Re: units in MathML

[was: Re: some proposals on MathML]

To reply just to your "units=" proposal:

At 3:35 PM 1/28/98, Andreas Strotmann wrote:
...
> - may I propose a "units=" attribute for the <cn> and <ci> elements
>  or some other mechanism for specifying units (physical, monetary, 
>  or otherwise)? 
>  In high school textbooks you will often find questions that give
>  numbers in terms of certain units, and not all numbers in the same
>  units either (e.g. a geometry question may involve the lenght of
>  the thumb and the distance between eye and thumb in inches, give the
>  height of an object at a distance in feet, and ask for the distance to
>  that object in miles).
>  Possible values of the units attribute may or may not be included in
>  the MathML definition, but the list should definitely be extensible.
>  It may be better to do this by introducing a qualifier element <unit>
>  instead that <cn> and <ci> may take, or by introducing a general
>  purpose <unit> element whose first argument would represent the
>  quantity and whose first element would represent the unit expression 
>  (km/sec^2, say, in MathML markup).
>  This would greatly improve the utility of MathML in the rest of the
>  sciences, and even more outside the sciences, I would think.  

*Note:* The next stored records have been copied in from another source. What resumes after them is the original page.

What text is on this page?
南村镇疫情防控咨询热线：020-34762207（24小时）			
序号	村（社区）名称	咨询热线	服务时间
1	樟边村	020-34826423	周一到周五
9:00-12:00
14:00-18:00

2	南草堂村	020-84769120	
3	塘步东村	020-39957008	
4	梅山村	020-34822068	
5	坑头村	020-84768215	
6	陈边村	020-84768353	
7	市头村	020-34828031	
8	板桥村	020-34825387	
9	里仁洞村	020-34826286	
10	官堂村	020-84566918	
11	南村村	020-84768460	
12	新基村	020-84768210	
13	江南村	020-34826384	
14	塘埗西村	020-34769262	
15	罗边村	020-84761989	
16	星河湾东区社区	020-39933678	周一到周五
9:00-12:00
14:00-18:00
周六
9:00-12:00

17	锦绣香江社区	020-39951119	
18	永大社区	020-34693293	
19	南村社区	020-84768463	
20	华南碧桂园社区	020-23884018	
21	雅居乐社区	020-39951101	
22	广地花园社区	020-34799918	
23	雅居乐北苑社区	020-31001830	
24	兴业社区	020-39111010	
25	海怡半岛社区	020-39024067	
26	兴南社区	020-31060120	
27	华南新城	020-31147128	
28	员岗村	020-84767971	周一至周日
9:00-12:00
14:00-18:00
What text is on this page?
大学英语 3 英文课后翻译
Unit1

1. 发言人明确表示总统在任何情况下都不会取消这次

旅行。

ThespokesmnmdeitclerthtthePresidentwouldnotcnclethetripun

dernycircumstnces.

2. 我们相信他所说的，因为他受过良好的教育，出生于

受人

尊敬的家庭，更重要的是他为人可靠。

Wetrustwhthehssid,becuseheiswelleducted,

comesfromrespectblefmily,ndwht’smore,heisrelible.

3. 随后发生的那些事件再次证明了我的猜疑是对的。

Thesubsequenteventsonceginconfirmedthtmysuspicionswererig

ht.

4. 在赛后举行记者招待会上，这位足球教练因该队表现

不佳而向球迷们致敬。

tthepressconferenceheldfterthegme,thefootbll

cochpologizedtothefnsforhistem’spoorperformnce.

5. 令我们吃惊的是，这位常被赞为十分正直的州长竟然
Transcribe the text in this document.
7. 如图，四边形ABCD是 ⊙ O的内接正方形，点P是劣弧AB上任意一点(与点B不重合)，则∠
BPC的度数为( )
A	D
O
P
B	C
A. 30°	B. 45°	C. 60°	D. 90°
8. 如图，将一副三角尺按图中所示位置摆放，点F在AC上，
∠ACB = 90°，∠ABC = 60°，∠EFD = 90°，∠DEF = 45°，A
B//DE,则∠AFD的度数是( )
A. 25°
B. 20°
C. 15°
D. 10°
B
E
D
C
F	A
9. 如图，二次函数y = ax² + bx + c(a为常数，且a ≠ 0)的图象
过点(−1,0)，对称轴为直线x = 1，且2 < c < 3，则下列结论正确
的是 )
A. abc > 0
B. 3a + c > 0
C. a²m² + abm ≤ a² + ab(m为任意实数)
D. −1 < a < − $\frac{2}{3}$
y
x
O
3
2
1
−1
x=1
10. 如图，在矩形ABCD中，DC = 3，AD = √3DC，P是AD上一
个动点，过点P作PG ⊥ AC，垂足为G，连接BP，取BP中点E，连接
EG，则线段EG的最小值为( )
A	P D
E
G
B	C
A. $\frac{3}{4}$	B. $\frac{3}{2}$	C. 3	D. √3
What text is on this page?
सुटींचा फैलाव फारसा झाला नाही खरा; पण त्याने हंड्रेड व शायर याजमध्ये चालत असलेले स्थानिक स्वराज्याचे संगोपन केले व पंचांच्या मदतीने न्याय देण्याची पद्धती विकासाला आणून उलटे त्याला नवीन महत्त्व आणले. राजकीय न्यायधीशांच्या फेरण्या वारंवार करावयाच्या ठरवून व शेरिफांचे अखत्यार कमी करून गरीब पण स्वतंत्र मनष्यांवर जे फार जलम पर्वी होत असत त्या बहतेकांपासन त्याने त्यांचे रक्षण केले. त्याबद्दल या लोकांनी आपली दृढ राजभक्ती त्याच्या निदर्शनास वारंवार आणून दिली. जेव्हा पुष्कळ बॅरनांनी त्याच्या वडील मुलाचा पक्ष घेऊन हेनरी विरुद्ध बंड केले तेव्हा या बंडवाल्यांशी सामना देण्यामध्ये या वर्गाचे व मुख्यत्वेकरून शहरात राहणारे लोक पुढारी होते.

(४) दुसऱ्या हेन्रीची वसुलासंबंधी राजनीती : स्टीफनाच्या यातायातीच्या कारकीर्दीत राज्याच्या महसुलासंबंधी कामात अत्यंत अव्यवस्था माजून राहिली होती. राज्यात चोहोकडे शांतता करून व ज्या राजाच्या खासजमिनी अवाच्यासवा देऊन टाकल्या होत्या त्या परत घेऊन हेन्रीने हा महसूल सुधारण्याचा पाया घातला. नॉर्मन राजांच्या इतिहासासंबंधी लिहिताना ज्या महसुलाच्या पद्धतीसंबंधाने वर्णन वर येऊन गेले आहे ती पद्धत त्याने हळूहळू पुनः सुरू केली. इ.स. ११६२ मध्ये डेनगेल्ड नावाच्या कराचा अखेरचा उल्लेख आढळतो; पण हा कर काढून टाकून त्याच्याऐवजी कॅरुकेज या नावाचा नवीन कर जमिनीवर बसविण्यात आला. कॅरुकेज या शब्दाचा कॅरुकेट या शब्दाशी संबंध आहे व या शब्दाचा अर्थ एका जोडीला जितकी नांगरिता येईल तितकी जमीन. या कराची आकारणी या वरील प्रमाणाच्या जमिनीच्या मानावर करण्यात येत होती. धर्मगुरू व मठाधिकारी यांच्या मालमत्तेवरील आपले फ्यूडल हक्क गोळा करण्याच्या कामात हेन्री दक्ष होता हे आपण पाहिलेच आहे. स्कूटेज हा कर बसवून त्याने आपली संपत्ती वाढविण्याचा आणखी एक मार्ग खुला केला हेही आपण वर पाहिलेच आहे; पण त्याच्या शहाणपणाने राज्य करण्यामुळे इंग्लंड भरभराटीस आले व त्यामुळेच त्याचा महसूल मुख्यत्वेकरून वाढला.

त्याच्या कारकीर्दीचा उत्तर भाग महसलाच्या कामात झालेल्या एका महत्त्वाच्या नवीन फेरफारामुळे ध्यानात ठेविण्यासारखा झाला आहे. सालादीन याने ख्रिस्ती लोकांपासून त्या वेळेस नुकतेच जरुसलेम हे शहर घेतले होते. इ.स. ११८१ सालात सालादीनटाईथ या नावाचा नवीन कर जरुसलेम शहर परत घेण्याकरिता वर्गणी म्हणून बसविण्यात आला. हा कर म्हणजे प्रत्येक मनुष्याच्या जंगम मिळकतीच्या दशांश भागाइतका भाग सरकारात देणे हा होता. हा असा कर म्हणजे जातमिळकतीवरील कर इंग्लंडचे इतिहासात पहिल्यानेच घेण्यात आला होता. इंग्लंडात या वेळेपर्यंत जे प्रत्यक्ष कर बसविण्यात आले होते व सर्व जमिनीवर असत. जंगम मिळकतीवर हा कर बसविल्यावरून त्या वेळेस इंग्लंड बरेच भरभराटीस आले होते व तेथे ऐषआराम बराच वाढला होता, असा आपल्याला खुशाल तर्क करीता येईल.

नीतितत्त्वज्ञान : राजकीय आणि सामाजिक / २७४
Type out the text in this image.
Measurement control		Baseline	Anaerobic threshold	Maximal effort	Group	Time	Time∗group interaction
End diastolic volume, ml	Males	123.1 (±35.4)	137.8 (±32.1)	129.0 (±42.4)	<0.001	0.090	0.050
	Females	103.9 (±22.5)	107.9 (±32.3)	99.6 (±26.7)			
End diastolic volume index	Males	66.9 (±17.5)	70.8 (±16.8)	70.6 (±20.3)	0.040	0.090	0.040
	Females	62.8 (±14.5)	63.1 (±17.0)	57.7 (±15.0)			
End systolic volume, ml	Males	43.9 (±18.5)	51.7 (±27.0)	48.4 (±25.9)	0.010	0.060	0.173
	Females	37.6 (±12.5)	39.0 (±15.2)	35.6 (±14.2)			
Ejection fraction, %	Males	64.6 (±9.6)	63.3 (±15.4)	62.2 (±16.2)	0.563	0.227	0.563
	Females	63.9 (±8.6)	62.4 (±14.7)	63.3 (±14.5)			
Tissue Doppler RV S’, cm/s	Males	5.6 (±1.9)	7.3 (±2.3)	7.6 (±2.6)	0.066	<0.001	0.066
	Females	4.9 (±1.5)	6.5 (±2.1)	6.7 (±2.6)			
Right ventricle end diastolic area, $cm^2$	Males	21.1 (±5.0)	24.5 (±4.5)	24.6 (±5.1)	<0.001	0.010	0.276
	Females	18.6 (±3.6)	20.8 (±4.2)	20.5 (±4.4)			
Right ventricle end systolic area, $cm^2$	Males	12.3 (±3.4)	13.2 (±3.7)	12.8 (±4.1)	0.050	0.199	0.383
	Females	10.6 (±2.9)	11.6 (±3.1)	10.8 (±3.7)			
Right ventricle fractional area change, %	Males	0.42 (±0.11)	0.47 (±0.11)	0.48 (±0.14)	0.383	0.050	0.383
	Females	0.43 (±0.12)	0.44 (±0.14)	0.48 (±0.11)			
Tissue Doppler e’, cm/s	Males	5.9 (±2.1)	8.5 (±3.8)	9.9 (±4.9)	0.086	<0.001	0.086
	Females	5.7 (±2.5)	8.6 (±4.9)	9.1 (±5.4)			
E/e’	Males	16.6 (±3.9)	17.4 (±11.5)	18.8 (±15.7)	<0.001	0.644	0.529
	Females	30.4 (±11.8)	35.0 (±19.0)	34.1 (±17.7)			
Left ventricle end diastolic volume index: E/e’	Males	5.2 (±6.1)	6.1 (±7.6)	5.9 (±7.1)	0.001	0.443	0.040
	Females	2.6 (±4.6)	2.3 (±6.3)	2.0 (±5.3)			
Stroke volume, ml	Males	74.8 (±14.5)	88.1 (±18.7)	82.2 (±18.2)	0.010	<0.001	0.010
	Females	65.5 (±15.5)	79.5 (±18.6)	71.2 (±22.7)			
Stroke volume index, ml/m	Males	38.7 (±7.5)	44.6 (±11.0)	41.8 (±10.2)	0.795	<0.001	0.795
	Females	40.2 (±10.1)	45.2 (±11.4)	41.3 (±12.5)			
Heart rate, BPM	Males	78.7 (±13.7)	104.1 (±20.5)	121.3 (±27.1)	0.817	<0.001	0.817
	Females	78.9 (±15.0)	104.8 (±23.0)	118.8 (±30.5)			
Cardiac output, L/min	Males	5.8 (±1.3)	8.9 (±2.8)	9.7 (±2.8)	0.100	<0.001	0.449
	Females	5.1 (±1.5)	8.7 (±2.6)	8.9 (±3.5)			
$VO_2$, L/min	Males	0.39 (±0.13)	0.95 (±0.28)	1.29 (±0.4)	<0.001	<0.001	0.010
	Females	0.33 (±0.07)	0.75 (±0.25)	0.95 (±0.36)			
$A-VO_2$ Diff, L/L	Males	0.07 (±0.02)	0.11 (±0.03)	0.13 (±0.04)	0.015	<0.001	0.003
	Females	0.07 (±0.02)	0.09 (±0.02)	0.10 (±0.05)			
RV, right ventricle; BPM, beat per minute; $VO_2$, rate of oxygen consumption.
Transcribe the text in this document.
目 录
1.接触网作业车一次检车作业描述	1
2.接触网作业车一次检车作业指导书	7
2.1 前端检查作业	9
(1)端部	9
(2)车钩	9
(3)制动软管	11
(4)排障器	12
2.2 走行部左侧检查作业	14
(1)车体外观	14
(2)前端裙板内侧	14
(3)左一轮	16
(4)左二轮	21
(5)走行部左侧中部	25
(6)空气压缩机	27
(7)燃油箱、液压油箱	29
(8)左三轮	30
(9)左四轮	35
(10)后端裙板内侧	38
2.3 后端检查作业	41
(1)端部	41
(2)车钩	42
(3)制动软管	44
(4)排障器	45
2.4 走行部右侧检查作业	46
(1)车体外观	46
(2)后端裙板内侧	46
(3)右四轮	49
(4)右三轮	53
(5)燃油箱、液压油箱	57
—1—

I fully agree that support for quantities with units is desirable.

But I think we already support this, merely by allowing expressions
consisting of products of numbers and identifiers. For example,
the quantity 9.8 meter/(second ^ 2) could be expressed directly as the
MathML markup corresponding to that expression, 9.8 meter/(second ^ 2),
using identifiers such as <ci>meter</ci>.

If <ci>meter</ci> is not thought to be sufficiently unambiguous,
then I'd suggest using the definition attribute on <ci>
to make it unambiguous. (I don't know whether this attribute
was present in the Jan 6 version of the draft. It will permit
marking certain MathML expressions with a "definition" attribute,
whose format is not specified except that it can be a URL; this is
enough to allow someone owning a certain domain name to establish a
convention that expressions marked with definitions which are URLs
in that domain mean what that someone says they mean.)

(I concentrate on Chapter 3, so I don't know for sure that <ci>
accepts the definition attribute, but I would guess and hope it does.)